Intended for healthcare professionals

Editor's Choice

Performance matters

BMJ 2005; 330 doi: https://doi.org/10.1136/bmj.330.7506.0-g (Published 23 June 2005) Cite this as: BMJ 2005;330:0-g
  1. Fiona Godlee (fgodlee{at}bmj.com), editor

    It must be one of the worst nightmares of any clinician or parent—the failure to recognise or adequately treat a child with meningococcal infection. Death rates from meningococcal sepsis have not changed much over the past 20 to 30 years, despite growing appreciation of the benefits of aggressive management in intensive care. Perhaps this is because most children with meningococcal sepsis present to their local hospital and many die before they can be transferred to specialist intensive care units.

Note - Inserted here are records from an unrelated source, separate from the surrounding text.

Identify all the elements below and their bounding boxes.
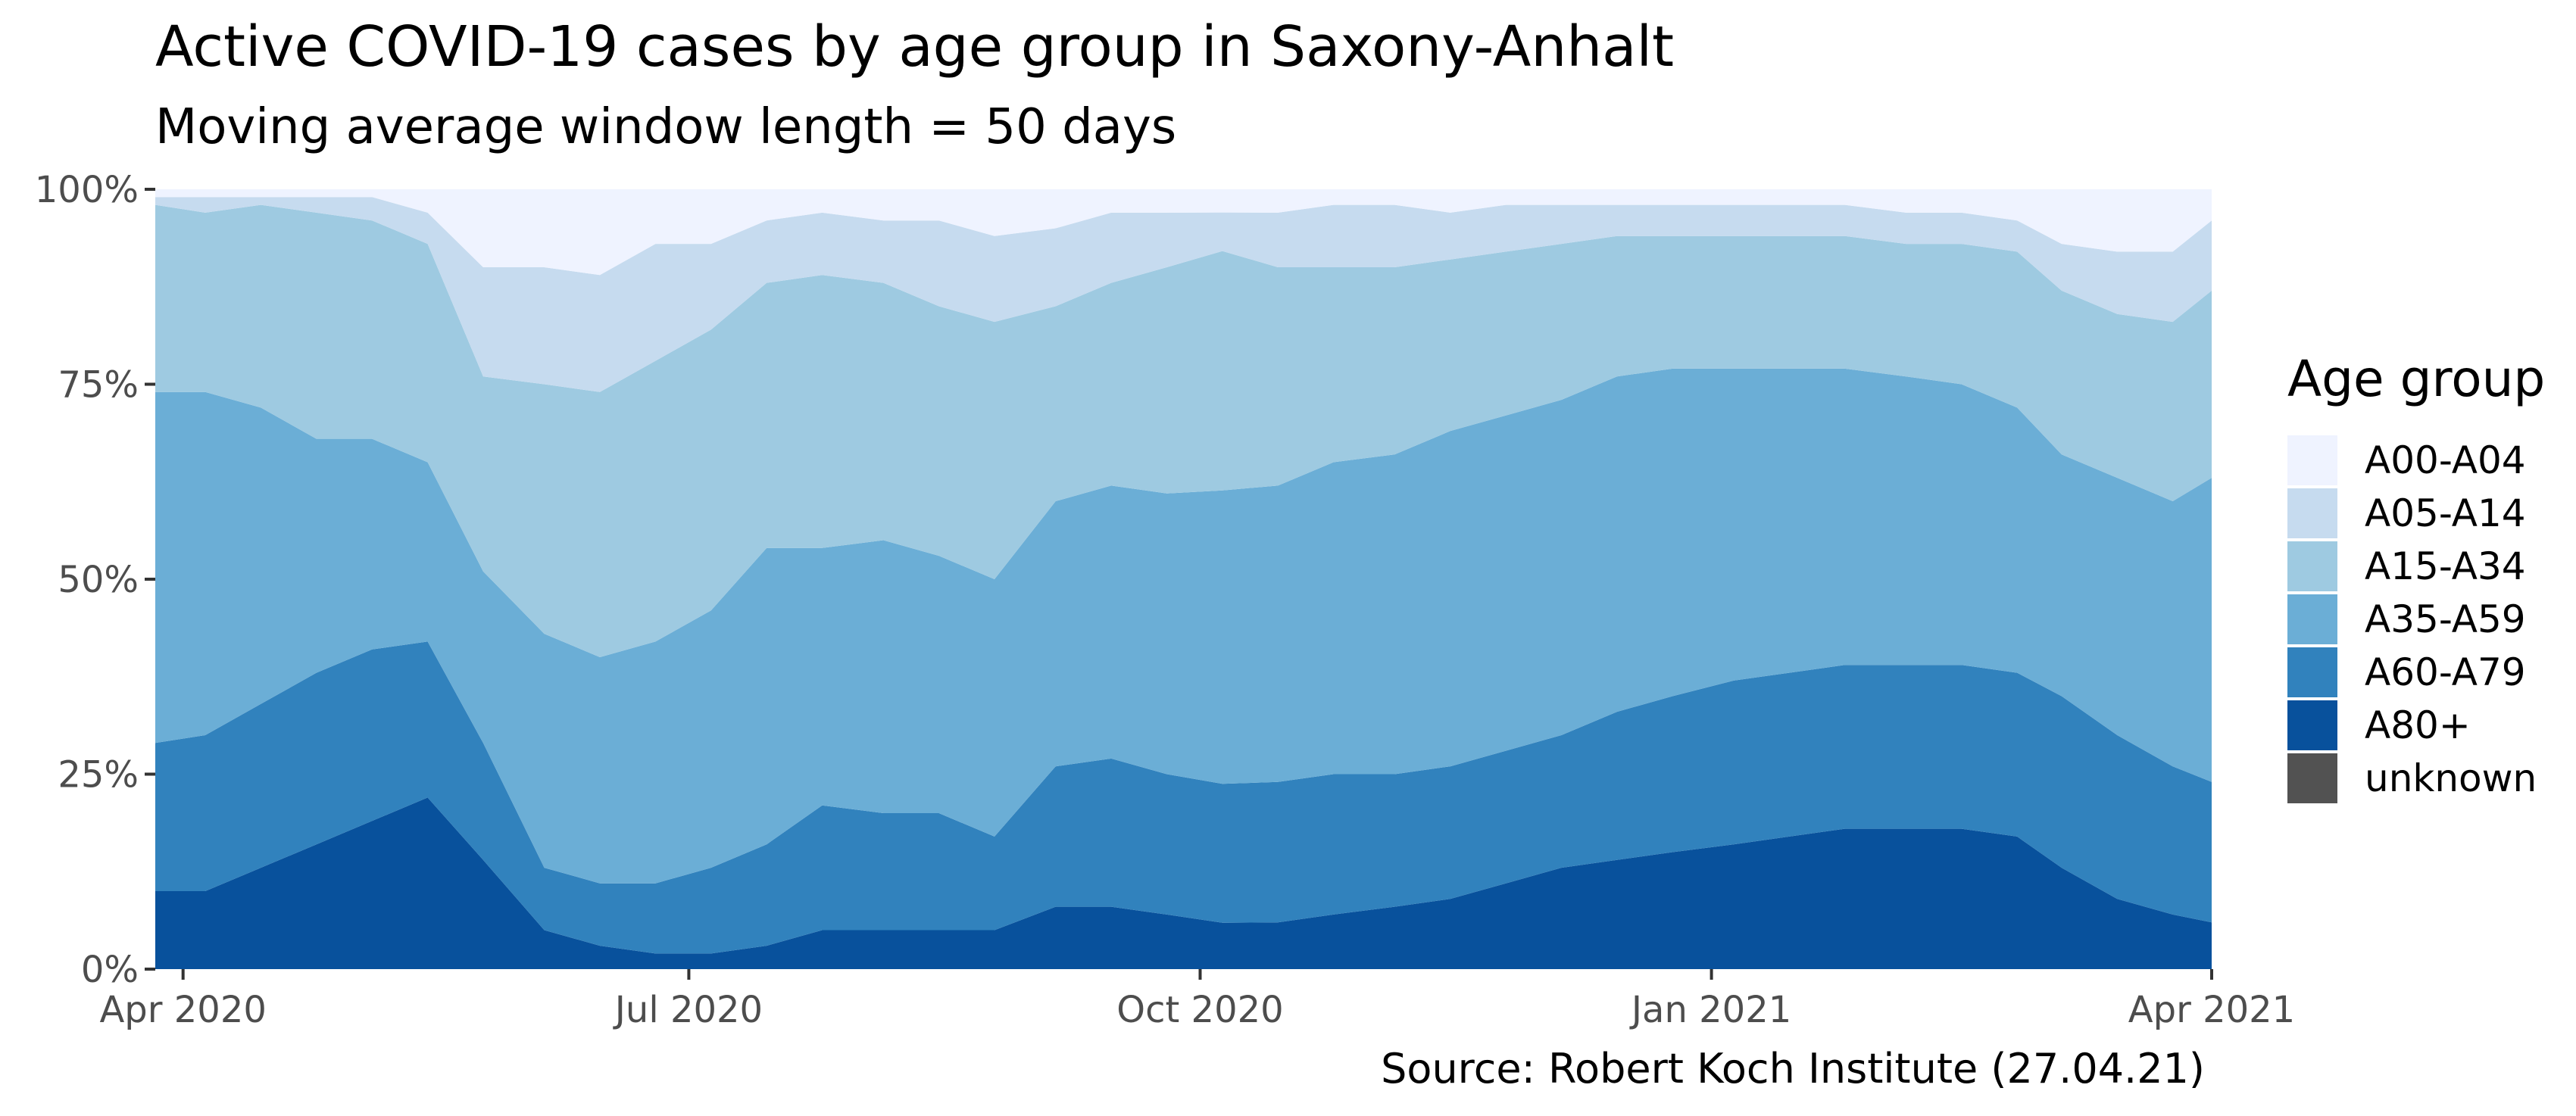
legend-item: unknown	[2287, 752, 2545, 805]
legend-item: A05-A14	[2287, 487, 2545, 540]
legend-swatch	[2287, 541, 2337, 591]
y-tick-label: 25%	[58, 754, 139, 796]
legend-item: A15-A34	[2287, 540, 2545, 593]
area-a35-a59	[155, 368, 2212, 884]
legend-label: A35-A59	[2365, 597, 2526, 641]
legend-title: Age group	[2287, 350, 2546, 408]
legend-item: A35-A59	[2287, 593, 2545, 646]
area-a00-a04	[155, 189, 2212, 276]
chart-subtitle: Moving average window length = 50 days	[155, 99, 1177, 155]
area-a05-a14	[155, 197, 2212, 392]
y-tick-label: 100%	[35, 169, 139, 211]
y-tick-label: 75%	[58, 364, 139, 407]
legend-swatch	[2287, 594, 2337, 644]
area-layers	[155, 189, 2212, 969]
x-tick-label: Apr 2021	[2128, 989, 2295, 1031]
legend-swatch	[2287, 753, 2337, 803]
y-tick-label: 50%	[58, 559, 139, 601]
legend-label: A80+	[2365, 703, 2471, 747]
legend: Age group A00-A04 A05-A14 A15-A34 A35-A59 A6…	[2287, 344, 2545, 805]
x-tick-label: Jul 2020	[613, 989, 763, 1031]
area-a15-a34	[155, 204, 2212, 658]
legend-swatch	[2287, 700, 2337, 750]
legend-items: A00-A04 A05-A14 A15-A34 A35-A59 A60-A79 A80+ u…	[2287, 434, 2545, 805]
x-tick-label: Apr 2020	[99, 989, 266, 1031]
area-a80+	[155, 797, 2212, 969]
legend-swatch	[2287, 488, 2337, 538]
source-caption: Source: Robert Koch Institute (27.04.21)	[1381, 1045, 2205, 1093]
area-a60-a79	[155, 641, 2212, 954]
legend-item: A80+	[2287, 699, 2545, 752]
legend-label: A00-A04	[2365, 438, 2526, 482]
legend-swatch	[2287, 435, 2337, 485]
legend-item: A00-A04	[2287, 434, 2545, 487]
x-tick-label: Jan 2021	[1629, 989, 1791, 1031]
legend-label: unknown	[2365, 756, 2537, 800]
legend-item: A60-A79	[2287, 646, 2545, 699]
x-tick-label: Oct 2020	[1116, 989, 1283, 1031]
y-tick-label: 0%	[81, 949, 139, 991]
legend-label: A15-A34	[2365, 544, 2526, 588]
chart-title: Active COVID-19 cases by age group in Sa…	[155, 14, 1675, 79]
axes: 0% 25% 50% 75% 100% Apr 2020 Jul 2020 Oct 2020 J…	[35, 169, 2295, 1031]
legend-label: A60-A79	[2365, 650, 2526, 694]
legend-label: A05-A14	[2365, 491, 2526, 535]
legend-swatch	[2287, 647, 2337, 697]
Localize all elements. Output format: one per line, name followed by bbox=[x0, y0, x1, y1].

    This is a disease where the quality of care really does mean the difference between life and death, as Nelly Ninis and colleagues show in their careful case control study (p 1475). The authors looked at the care given in the first 24 hours of admission to hospital, comparing children who died and children who survived, correcting for how sick the children were at presentation. Three factors were independently associated with an increased risk of death: not being looked after by a paediatrician, inadequate supervision of junior staff, and inadequate use of inotropes. A child with two of these factors was nearly 10 times more likely to die from the disease than one with none.

    Expertise, or lack of it, is confirmed in this study as contributing to poor quality of care. Age and experience by themselves are no guarantee of performance, according to a recent systematic review. The review finds that older doctors and those in practice for more years performed less well than their younger, newer colleagues. It's another argument for revalidation, John Norcini (p 1458) says, along with patients' expectations and the individual and collective responsibilities of professionals to ensure they are able to provide high quality care.

    No author in the series has argued against revalidation—it would be a hard case to make. But exactly how the system might work remains highly contentious. In the final article in our series on revalidation, Kieran Walsh and Lawrence Benson (p 1504) call for radical reform in place of the collection of reactive and short term solutions that make up the current system in the United Kingdom. We need “a strategic and fundamental reassessment of the place of professional regulation in modern health services.”

    Finally Mike Pringle (p 1515) makes a passionate appeal for a system that is more than just another bureaucracy based around the GMC's fitness to practise procedures. This would combine the ability to find doctors who are underperforming, which, he says, appraisal and clinical governance between them have so far failed to do, with clear standards of professionalism against which doctors can be judged. After so much back tracking, loss of public confidence, and defensiveness, the chief medical officer's review of the medical revalidation is a real opportunity to get things right. We should seize it.